Supported Checkpoint Formats#

Three checkpoint formats are supported:

  • Distributed checkpoints (DCP): Directories with a .metadata file, produced by ModelParallelStrategy / AutomodelParallelStrategy. This is the default format when training with FSDP2 or TP. DCP loading handles automatic resharding when the parallelism configuration differs between the source and target runs.

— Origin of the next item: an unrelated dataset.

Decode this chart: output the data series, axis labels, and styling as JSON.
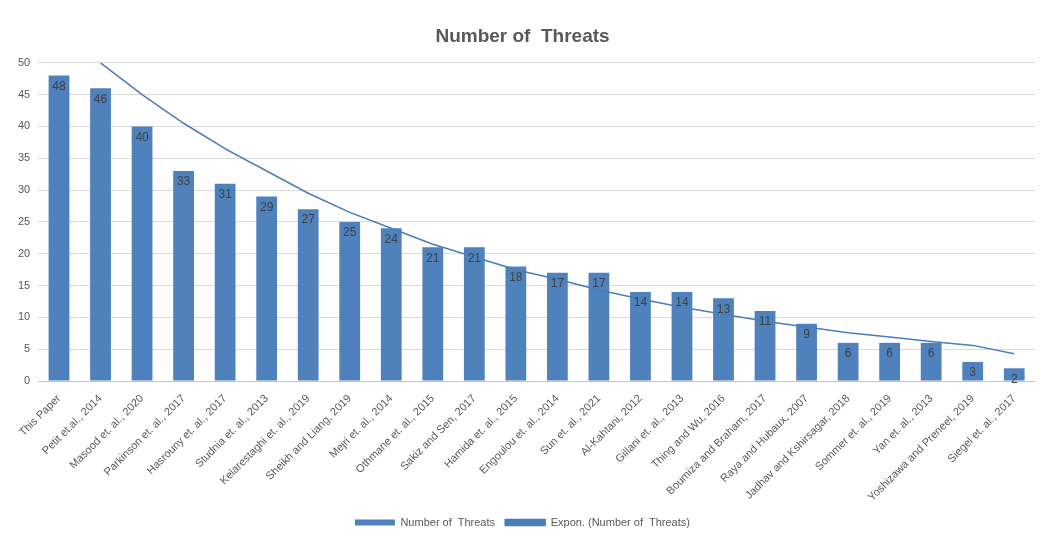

  • HuggingFace model directories: Directories containing model.safetensors, such as the output of to_hf.py.

  • Single-file checkpoints: Standard .ckpt or .pt files with a state_dict key.

The model architecture is still defined by pretrained_llm and pretrained_asr (needed for config and tokenizer initialization), but all weights are overridden by the checkpoint.

This feature works with both SALM and SALMAutomodel.

Note

init_from_checkpoint requires the source and target models to use the same model class (e.g., both SALMAutomodel). Cross-model loading (e.g., SALM checkpoint into SALMAutomodel) will encounter state dict key mismatches because the two classes structure the embedding layer differently.